Comme le dit celui chez qui j’ai acheté mon maillot, les Chinois seront de la partie. Pour dire que les faux maillots seront bientôt sur le marché. Et il n’a pas eu tort.

Tout le monde espère ne pas revivre la désillusion du Mondial 2018.

Moi-même je suis prêt pour la CAN

De mon côté, je me prépare à suivre tous les matchs tant que cela sera possible. Mais je ne compte pas rater un seul match du Sénégal. Je supporte les Lions.

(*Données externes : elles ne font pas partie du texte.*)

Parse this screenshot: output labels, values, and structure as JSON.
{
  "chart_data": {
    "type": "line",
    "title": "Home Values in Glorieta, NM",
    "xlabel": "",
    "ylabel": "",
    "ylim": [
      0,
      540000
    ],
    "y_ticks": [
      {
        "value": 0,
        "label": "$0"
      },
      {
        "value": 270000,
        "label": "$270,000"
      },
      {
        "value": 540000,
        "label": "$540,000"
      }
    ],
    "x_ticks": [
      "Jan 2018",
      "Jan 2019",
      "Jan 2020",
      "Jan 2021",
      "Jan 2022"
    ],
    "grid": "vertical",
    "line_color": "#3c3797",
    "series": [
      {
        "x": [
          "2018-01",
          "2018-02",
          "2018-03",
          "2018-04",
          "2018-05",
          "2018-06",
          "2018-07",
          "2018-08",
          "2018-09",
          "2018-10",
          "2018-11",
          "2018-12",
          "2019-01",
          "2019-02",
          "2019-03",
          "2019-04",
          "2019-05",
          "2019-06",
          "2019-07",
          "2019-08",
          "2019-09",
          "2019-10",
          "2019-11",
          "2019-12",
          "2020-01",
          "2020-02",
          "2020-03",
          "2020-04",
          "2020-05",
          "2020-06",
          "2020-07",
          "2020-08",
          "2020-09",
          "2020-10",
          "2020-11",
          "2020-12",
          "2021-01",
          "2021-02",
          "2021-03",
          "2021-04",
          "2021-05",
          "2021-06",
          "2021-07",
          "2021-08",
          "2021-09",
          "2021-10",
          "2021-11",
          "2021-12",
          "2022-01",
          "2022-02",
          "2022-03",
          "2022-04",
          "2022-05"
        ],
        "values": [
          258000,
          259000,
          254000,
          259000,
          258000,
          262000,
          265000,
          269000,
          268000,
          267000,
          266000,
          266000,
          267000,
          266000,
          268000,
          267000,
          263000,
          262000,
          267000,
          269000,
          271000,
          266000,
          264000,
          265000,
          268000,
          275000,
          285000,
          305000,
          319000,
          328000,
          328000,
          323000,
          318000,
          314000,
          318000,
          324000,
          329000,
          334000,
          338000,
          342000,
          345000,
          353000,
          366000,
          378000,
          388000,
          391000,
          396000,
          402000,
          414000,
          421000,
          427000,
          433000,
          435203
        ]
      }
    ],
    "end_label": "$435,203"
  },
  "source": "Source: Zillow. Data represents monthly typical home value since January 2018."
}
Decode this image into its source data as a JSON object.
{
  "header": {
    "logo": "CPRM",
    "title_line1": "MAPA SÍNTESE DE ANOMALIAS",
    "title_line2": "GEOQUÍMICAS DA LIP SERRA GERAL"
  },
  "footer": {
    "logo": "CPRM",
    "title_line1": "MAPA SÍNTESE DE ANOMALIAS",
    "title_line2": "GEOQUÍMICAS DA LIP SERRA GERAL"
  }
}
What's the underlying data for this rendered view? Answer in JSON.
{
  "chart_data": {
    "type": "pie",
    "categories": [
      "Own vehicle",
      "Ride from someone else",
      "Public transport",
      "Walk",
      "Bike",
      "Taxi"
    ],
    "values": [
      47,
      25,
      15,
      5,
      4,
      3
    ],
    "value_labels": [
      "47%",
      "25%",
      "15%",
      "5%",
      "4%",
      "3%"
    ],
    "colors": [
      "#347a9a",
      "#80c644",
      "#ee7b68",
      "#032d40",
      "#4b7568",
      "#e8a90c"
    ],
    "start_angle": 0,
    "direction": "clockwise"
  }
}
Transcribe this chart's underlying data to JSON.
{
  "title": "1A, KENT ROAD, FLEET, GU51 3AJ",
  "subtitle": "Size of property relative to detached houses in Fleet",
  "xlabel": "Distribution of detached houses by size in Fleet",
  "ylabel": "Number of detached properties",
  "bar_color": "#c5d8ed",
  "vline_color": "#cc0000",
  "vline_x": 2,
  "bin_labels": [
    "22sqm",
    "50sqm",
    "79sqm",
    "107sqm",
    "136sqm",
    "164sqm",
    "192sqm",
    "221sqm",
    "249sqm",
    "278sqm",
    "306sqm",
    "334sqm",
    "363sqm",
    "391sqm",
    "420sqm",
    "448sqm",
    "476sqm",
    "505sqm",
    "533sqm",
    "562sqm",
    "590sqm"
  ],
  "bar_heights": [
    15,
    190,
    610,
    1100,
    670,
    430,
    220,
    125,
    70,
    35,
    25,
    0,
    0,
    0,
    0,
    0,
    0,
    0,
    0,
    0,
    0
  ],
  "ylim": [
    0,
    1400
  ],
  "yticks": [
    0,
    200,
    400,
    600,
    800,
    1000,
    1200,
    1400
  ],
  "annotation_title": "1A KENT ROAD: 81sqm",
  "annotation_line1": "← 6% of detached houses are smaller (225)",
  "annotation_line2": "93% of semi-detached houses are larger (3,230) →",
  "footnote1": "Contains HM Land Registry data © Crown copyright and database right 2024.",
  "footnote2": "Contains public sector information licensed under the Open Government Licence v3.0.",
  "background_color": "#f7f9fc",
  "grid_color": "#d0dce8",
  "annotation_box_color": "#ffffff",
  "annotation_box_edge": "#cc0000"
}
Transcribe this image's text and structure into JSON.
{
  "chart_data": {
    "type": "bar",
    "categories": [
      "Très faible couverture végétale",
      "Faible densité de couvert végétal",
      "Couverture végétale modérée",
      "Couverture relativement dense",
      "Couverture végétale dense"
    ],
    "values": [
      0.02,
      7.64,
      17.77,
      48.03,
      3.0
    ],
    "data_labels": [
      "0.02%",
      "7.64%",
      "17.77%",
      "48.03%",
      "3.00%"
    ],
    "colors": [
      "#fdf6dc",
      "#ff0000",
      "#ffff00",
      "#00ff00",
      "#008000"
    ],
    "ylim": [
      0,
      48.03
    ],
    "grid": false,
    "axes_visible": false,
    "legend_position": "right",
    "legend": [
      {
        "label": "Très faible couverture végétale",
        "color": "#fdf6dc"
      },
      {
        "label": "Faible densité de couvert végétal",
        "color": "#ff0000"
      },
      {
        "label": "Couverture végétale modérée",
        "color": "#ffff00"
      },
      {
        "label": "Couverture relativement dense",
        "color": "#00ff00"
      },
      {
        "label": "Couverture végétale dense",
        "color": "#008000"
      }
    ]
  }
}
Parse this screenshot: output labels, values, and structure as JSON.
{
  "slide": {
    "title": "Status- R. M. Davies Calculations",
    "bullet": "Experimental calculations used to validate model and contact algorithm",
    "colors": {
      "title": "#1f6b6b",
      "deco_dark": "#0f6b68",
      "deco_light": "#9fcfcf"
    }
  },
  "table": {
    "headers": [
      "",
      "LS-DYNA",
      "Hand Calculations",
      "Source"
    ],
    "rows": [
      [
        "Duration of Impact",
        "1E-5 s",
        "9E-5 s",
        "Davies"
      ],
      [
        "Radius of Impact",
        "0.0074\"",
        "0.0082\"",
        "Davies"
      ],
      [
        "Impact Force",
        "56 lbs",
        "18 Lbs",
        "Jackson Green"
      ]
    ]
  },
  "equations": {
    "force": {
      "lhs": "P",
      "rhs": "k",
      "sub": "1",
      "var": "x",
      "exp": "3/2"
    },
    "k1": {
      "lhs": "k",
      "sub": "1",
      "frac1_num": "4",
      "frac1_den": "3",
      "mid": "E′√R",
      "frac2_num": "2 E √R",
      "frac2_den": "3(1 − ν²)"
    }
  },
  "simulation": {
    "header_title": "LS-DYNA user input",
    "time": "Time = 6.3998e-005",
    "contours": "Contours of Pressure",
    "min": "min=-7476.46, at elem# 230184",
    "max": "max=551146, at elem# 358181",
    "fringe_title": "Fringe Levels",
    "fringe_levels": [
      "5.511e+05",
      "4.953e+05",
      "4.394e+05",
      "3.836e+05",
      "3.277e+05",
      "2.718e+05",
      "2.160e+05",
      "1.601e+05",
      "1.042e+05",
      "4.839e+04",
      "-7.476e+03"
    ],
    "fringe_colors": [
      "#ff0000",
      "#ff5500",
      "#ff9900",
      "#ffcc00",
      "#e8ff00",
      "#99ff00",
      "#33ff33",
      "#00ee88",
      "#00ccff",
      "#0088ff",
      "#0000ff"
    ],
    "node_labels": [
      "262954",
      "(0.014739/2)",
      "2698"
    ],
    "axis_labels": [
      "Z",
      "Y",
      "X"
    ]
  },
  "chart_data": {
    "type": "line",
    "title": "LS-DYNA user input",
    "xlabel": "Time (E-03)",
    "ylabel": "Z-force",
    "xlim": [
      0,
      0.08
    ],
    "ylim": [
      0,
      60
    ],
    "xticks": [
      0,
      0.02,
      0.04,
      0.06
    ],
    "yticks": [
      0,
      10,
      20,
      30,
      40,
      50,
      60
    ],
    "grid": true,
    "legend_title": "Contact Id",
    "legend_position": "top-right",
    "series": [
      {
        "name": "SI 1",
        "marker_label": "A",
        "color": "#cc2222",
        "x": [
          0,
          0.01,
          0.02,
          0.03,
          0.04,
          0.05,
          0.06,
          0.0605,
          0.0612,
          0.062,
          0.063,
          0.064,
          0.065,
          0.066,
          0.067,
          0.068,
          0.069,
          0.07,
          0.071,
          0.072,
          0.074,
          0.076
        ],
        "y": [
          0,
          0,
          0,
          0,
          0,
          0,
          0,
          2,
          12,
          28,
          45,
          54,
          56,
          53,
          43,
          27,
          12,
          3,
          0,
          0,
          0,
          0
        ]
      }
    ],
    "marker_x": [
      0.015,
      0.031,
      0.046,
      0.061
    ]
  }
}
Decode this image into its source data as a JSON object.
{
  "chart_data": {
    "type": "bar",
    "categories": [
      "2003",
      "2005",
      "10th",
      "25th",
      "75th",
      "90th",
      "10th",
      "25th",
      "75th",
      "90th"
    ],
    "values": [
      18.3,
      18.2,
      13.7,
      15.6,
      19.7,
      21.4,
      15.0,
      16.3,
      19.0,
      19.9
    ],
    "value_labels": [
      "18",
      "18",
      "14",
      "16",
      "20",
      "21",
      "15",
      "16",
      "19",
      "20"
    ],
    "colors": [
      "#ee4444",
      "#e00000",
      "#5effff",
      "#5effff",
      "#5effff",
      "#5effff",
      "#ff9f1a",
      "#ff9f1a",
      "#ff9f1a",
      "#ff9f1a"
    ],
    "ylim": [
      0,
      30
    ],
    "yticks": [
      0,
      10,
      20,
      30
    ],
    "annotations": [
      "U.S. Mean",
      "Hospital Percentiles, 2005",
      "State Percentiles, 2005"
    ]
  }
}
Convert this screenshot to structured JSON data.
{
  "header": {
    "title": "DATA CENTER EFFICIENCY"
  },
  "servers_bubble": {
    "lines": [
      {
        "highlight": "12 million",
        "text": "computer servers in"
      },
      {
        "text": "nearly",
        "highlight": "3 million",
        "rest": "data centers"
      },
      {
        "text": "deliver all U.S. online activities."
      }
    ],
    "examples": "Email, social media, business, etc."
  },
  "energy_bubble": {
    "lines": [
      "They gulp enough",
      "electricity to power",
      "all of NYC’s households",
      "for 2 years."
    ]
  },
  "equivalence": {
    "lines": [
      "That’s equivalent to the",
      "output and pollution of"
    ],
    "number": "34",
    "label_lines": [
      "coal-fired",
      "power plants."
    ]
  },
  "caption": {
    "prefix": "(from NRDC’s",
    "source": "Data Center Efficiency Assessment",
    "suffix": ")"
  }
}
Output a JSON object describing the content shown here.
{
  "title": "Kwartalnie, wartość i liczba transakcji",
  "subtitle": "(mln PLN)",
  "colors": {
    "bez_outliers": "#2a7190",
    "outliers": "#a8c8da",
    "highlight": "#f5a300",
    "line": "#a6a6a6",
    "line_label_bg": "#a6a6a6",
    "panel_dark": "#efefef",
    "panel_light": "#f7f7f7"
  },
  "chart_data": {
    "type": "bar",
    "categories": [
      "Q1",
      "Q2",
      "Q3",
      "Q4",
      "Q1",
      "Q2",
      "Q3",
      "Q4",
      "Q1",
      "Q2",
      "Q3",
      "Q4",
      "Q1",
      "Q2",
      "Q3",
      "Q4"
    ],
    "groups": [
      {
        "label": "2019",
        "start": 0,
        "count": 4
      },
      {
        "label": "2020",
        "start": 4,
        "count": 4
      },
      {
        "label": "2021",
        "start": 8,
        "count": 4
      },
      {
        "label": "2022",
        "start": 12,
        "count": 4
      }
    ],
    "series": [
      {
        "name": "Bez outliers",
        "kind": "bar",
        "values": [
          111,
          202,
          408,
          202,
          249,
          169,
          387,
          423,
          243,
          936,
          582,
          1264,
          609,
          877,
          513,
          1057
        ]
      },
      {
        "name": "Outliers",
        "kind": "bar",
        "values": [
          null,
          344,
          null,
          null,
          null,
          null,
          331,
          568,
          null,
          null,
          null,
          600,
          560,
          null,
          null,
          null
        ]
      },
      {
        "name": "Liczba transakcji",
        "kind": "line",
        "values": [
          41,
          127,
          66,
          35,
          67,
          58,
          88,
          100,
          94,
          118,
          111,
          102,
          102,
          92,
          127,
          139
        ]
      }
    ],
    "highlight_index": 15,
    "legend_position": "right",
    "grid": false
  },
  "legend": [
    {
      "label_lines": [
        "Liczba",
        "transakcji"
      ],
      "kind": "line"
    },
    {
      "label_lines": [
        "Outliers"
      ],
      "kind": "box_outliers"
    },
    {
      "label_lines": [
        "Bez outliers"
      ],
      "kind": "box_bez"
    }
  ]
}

Je suis avec intérêt les matchs des autres équipes comme les Super Eagles du Nigeria, les Eléphants de la Côte d’Ivoire et les Bafana Bafana de l’Afrique du Sud. J’accorderais une attention particulière aux matchs des Lions indomptables du Cameroun. Mes ami(e)s du Cameroun vous diront certainement pourquoi je veux les suivre. Par ailleurs, il faut préciser que l’organisation de l’actuelle CAN leur a été retirée à quelques mois de son début. Le pays n’était pas prêt.

Je me ferai également un plaisir de produire quelques billets pour MondoCAN 2019, une initiative de l’équipe de Mondoblog. Les mondoblogueurs pourront proposer divers articles liés directement ou indirectement à la compétition. Le présent billet est le premier de la série.

Je vous souhaite une bonne CAN et surtout beaucoup de sensations fortes.